In the fall of 2020, my late husband purchased the Christmas tree of his dreams at a Lowes in Kingsland, GA. After a challenging year Rich looked forward to the joy of the holiday season he’d always loved.
We purchased that tree on a very warm southern September day. We’d moved from New Jersey to Georgia ten months earlier to a home with the ceiling height that would finally accommodate his seven foot pre-lit dream tree.
We truly enjoyed our first Christmas season in the South. That tree twinkled five ways each evening, showcased in a large sunburst window. During the day, it shimmered in the southern sunlight, so different from the cold holiday times of which we were so accustomed to in the North.
On our first holiday season here, a small black and white dog named Teddy napped under that tree. Steady Teddy as we called him had come into our lives in January 2013 as a foster and had never left. He’d always been such a good calm dog and had never posed a threat to this tree, or any others we’d had.
That holiday ended peacefully, and the tree was boxed up and stored for the next one. Little did we know there would be no “next” for Rich.
By the time the next decorating season arrived, Rich had only been gone for a month. At that time, my mother was living with me. Determined to act as if life would just go on, and the desire to make my mom’s holiday pleasant, I made it my business to retrieve and set up Rich’s tree. Using a ladder and some heavy tarps, I carefully lowered the heavy boxed tree on to the ground along with several containers of holiday items. Then I dragged that big box in to my home and began the process of celebrating my first Christmas without Rich.

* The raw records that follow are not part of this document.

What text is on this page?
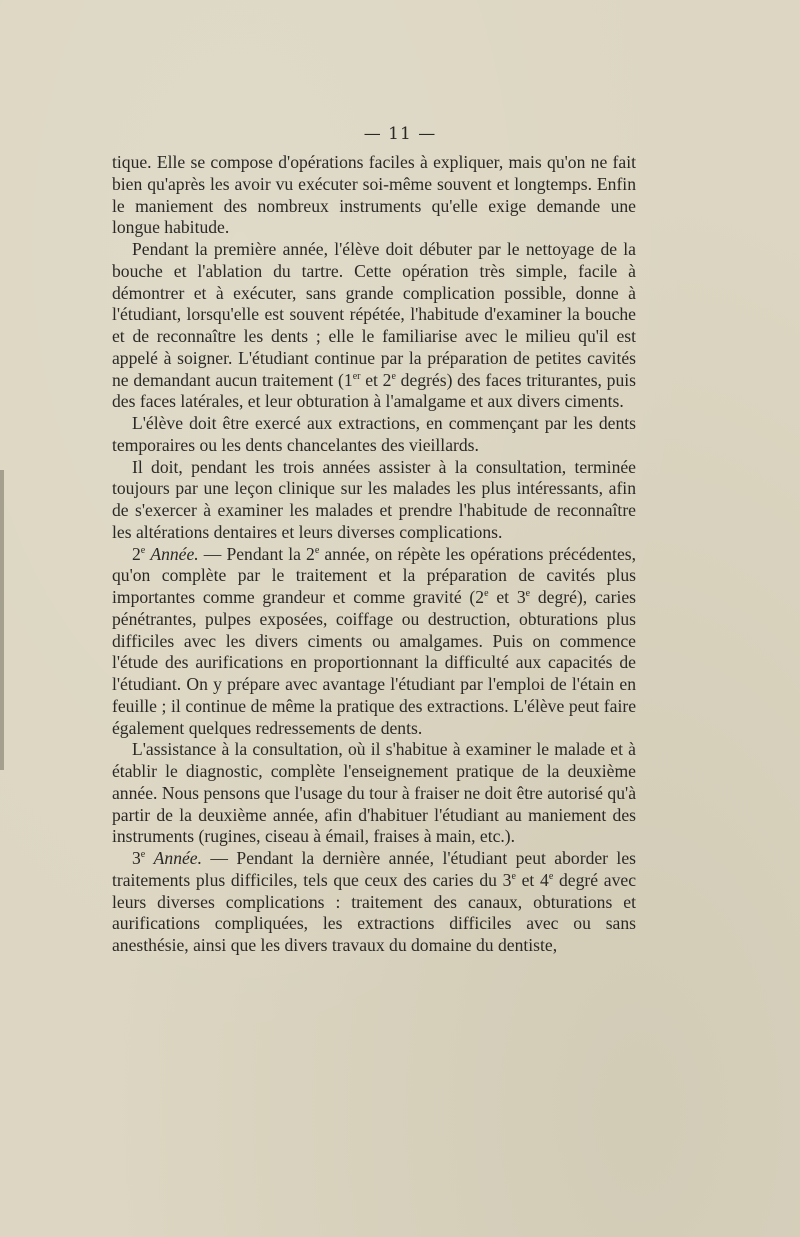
— 11 —

tique. Elle se compose d'opérations faciles à expliquer, mais qu'on ne fait bien qu'après les avoir vu exécuter soi-même souvent et longtemps. Enfin le maniement des nombreux instruments qu'elle exige demande une longue habitude.

Pendant la première année, l'élève doit débuter par le nettoyage de la bouche et l'ablation du tartre. Cette opération très simple, facile à démontrer et à exécuter, sans grande complication possible, donne à l'étudiant, lorsqu'elle est souvent répétée, l'habitude d'examiner la bouche et de reconnaître les dents ; elle le familiarise avec le milieu qu'il est appelé à soigner. L'étudiant continue par la préparation de petites cavités ne demandant aucun traitement (1er et 2e degrés) des faces triturantes, puis des faces latérales, et leur obturation à l'amalgame et aux divers ciments.

L'élève doit être exercé aux extractions, en commençant par les dents temporaires ou les dents chancelantes des vieillards.

Il doit, pendant les trois années assister à la consultation, terminée toujours par une leçon clinique sur les malades les plus intéressants, afin de s'exercer à examiner les malades et prendre l'habitude de reconnaître les altérations dentaires et leurs diverses complications.

2e Année. — Pendant la 2e année, on répète les opérations précédentes, qu'on complète par le traitement et la préparation de cavités plus importantes comme grandeur et comme gravité (2e et 3e degré), caries pénétrantes, pulpes exposées, coiffage ou destruction, obturations plus difficiles avec les divers ciments ou amalgames. Puis on commence l'étude des aurifications en proportionnant la difficulté aux capacités de l'étudiant. On y prépare avec avantage l'étudiant par l'emploi de l'étain en feuille ; il continue de même la pratique des extractions. L'élève peut faire également quelques redressements de dents.

L'assistance à la consultation, où il s'habitue à examiner le malade et à établir le diagnostic, complète l'enseignement pratique de la deuxième année. Nous pensons que l'usage du tour à fraiser ne doit être autorisé qu'à partir de la deuxième année, afin d'habituer l'étudiant au maniement des instruments (rugines, ciseau à émail, fraises à main, etc.).

3e Année. — Pendant la dernière année, l'étudiant peut aborder les traitements plus difficiles, tels que ceux des caries du 3e et 4e degré avec leurs diverses complications : traitement des canaux, obturations et aurifications compliquées, les extractions difficiles avec ou sans anesthésie, ainsi que les divers travaux du domaine du dentiste,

But there was also a new “distraction”. A happy one. Within two weeks, I flew out to San Diego to fetch a fluff ball of a puppy I named Quint. He is named after Robert Shaw’s character to honor Rich’s favorite movie, JAWS. I wrote about Quint’s arrival in to my world in last Saturday’s post.
As much as I love that seven foot tree, this year I’ve opted for a small four foot artificial Douglas Fir tree purchased at the same Lowes as its larger cousin. It’s currently placed high up on a vintage pedestal table given to me by my late sister, Manette.

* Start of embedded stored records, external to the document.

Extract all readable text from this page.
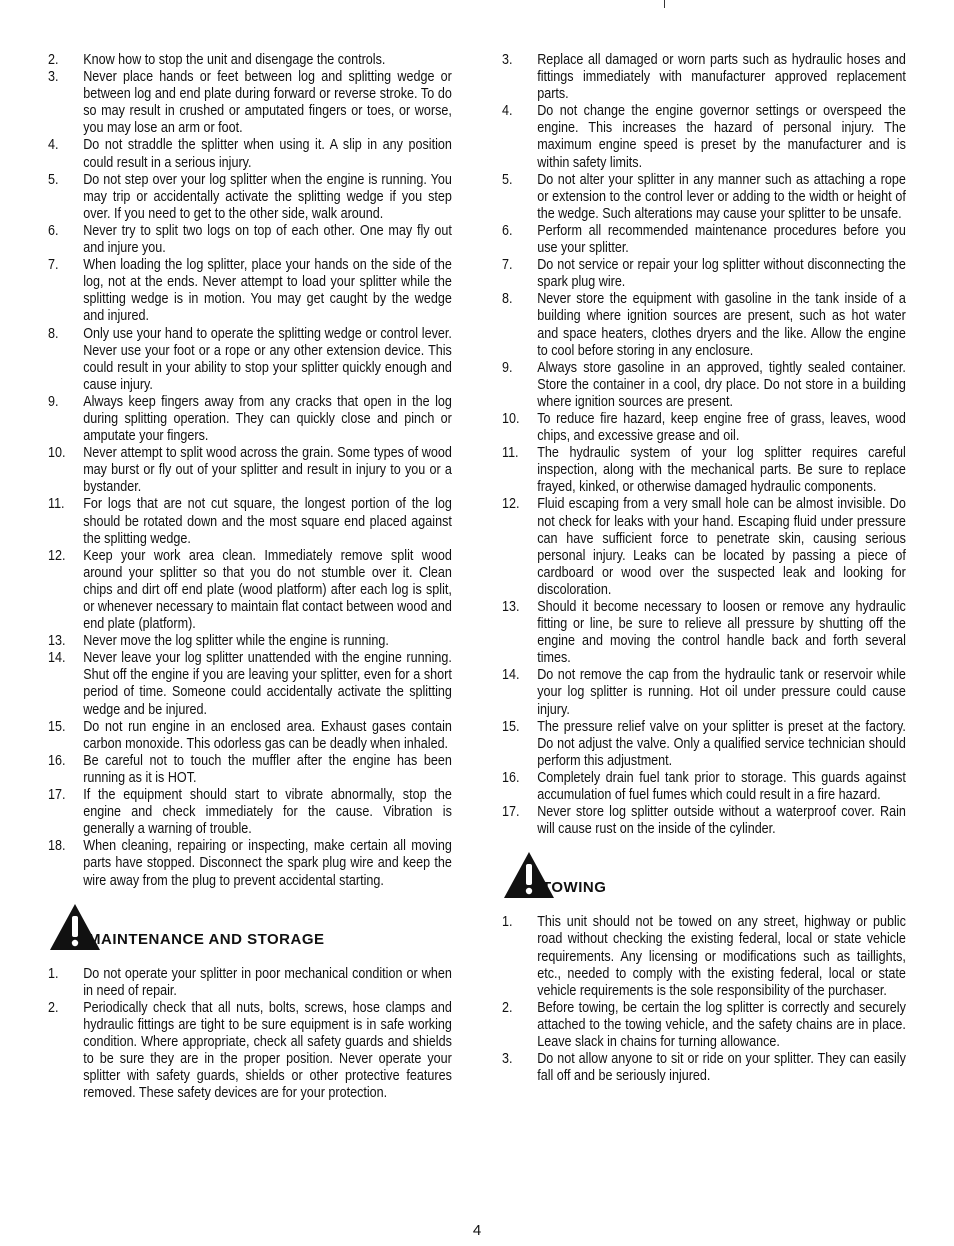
2.	Know how to stop the unit and disengage the controls.
3.	Never place hands or feet between log and splitting wedge or between log and end plate during forward or reverse stroke. To do so may result in crushed or amputated fingers or toes, or worse, you may lose an arm or foot.
4.	Do not straddle the splitter when using it. A slip in any position could result in a serious injury.
5.	Do not step over your log splitter when the engine is running. You may trip or accidentally activate the splitting wedge if you step over. If you need to get to the other side, walk around.
6.	Never try to split two logs on top of each other. One may fly out and injure you.
7.	When loading the log splitter, place your hands on the side of the log, not at the ends. Never attempt to load your splitter while the splitting wedge is in motion. You may get caught by the wedge and injured.
8.	Only use your hand to operate the splitting wedge or control lever. Never use your foot or a rope or any other extension device. This could result in your ability to stop your splitter quickly enough and cause injury.
9.	Always keep fingers away from any cracks that open in the log during splitting operation. They can quickly close and pinch or amputate your fingers.
10.	Never attempt to split wood across the grain. Some types of wood may burst or fly out of your splitter and result in injury to you or a bystander.
11.	For logs that are not cut square, the longest portion of the log should be rotated down and the most square end placed against the splitting wedge.
12.	Keep your work area clean. Immediately remove split wood around your splitter so that you do not stumble over it. Clean chips and dirt off end plate (wood platform) after each log is split, or whenever necessary to maintain flat contact between wood and end plate (platform).
13.	Never move the log splitter while the engine is running.
14.	Never leave your log splitter unattended with the engine running. Shut off the engine if you are leaving your splitter, even for a short period of time. Someone could accidentally activate the splitting wedge and be injured.
15.	Do not run engine in an enclosed area. Exhaust gases contain carbon monoxide. This odorless gas can be deadly when inhaled.
16.	Be careful not to touch the muffler after the engine has been running as it is HOT.
17.	If the equipment should start to vibrate abnormally, stop the engine and check immediately for the cause. Vibration is generally a warning of trouble.
18.	When cleaning, repairing or inspecting, make certain all moving parts have stopped. Disconnect the spark plug wire and keep the wire away from the plug to prevent accidental starting.
MAINTENANCE AND STORAGE
1.	Do not operate your splitter in poor mechanical condition or when in need of repair.
2.	Periodically check that all nuts, bolts, screws, hose clamps and hydraulic fittings are tight to be sure equipment is in safe working condition. Where appropriate, check all safety guards and shields to be sure they are in the proper position. Never operate your splitter with safety guards, shields or other protective features removed. These safety devices are for your protection.
3.	Replace all damaged or worn parts such as hydraulic hoses and fittings immediately with manufacturer approved replacement parts.
4.	Do not change the engine governor settings or overspeed the engine. This increases the hazard of personal injury. The maximum engine speed is preset by the manufacturer and is within safety limits.
5.	Do not alter your splitter in any manner such as attaching a rope or extension to the control lever or adding to the width or height of the wedge. Such alterations may cause your splitter to be unsafe.
6.	Perform all recommended maintenance procedures before you use your splitter.
7.	Do not service or repair your log splitter without disconnecting the spark plug wire.
8.	Never store the equipment with gasoline in the tank inside of a building where ignition sources are present, such as hot water and space heaters, clothes dryers and the like. Allow the engine to cool before storing in any enclosure.
9.	Always store gasoline in an approved, tightly sealed container. Store the container in a cool, dry place. Do not store in a building where ignition sources are present.
10.	To reduce fire hazard, keep engine free of grass, leaves, wood chips, and excessive grease and oil.
11.	The hydraulic system of your log splitter requires careful inspection, along with the mechanical parts. Be sure to replace frayed, kinked, or otherwise damaged hydraulic components.
12.	Fluid escaping from a very small hole can be almost invisible. Do not check for leaks with your hand. Escaping fluid under pressure can have sufficient force to penetrate skin, causing serious personal injury. Leaks can be located by passing a piece of cardboard or wood over the suspected leak and looking for discoloration.
13.	Should it become necessary to loosen or remove any hydraulic fitting or line, be sure to relieve all pressure by shutting off the engine and moving the control handle back and forth several times.
14.	Do not remove the cap from the hydraulic tank or reservoir while your log splitter is running. Hot oil under pressure could cause injury.
15.	The pressure relief valve on your splitter is preset at the factory. Do not adjust the valve. Only a qualified service technician should perform this adjustment.
16.	Completely drain fuel tank prior to storage. This guards against accumulation of fuel fumes which could result in a fire hazard.
17.	Never store log splitter outside without a waterproof cover. Rain will cause rust on the inside of the cylinder.
TOWING
1.	This unit should not be towed on any street, highway or public road without checking the existing federal, local or state vehicle requirements. Any licensing or modifications such as taillights, etc., needed to comply with the existing federal, local or state vehicle requirements is the sole responsibility of the purchaser.
2.	Before towing, be certain the log splitter is correctly and securely attached to the towing vehicle, and the safety chains are in place. Leave slack in chains for turning allowance.
3.	Do not allow anyone to sit or ride on your splitter. They can easily fall off and be seriously injured.
4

I’d come to love that big tree as Rich had. But after hearing about a tragedy that had occurred with a puppy who’d died after chewing through Christmas light wires I knew I had to adapt in how I handled this holiday in more ways than one. Rich was a dog-lover and I knew he’d understand.
Quint is the “mouthiest” dog I’ve ever had. A JAWS sequel, with a dash of Stephen King’s CUJO could be written around him. Although sweet and charming, his scissor-sharp little teeth have a way of destroying anything lying in his path. Last year, his puppy curiosity brought him under that tree every free moment he got. This year, he has doubled his size and he still feels the need to chew on anything he can reach. His keen interest in wires has definitely influenced this year’s decorative choices. And I can live with that.
Two years ago with Rich and Teddy still here, all was right in the world. There were no clues about their imminent illnesses and passings. But in order to live a happy life and honor the lives of those no longer with us, we have to adapt, during ordinary times and especially during those times of the year that make us stop and reflect. Then we realize that all can still be well in the world when we do.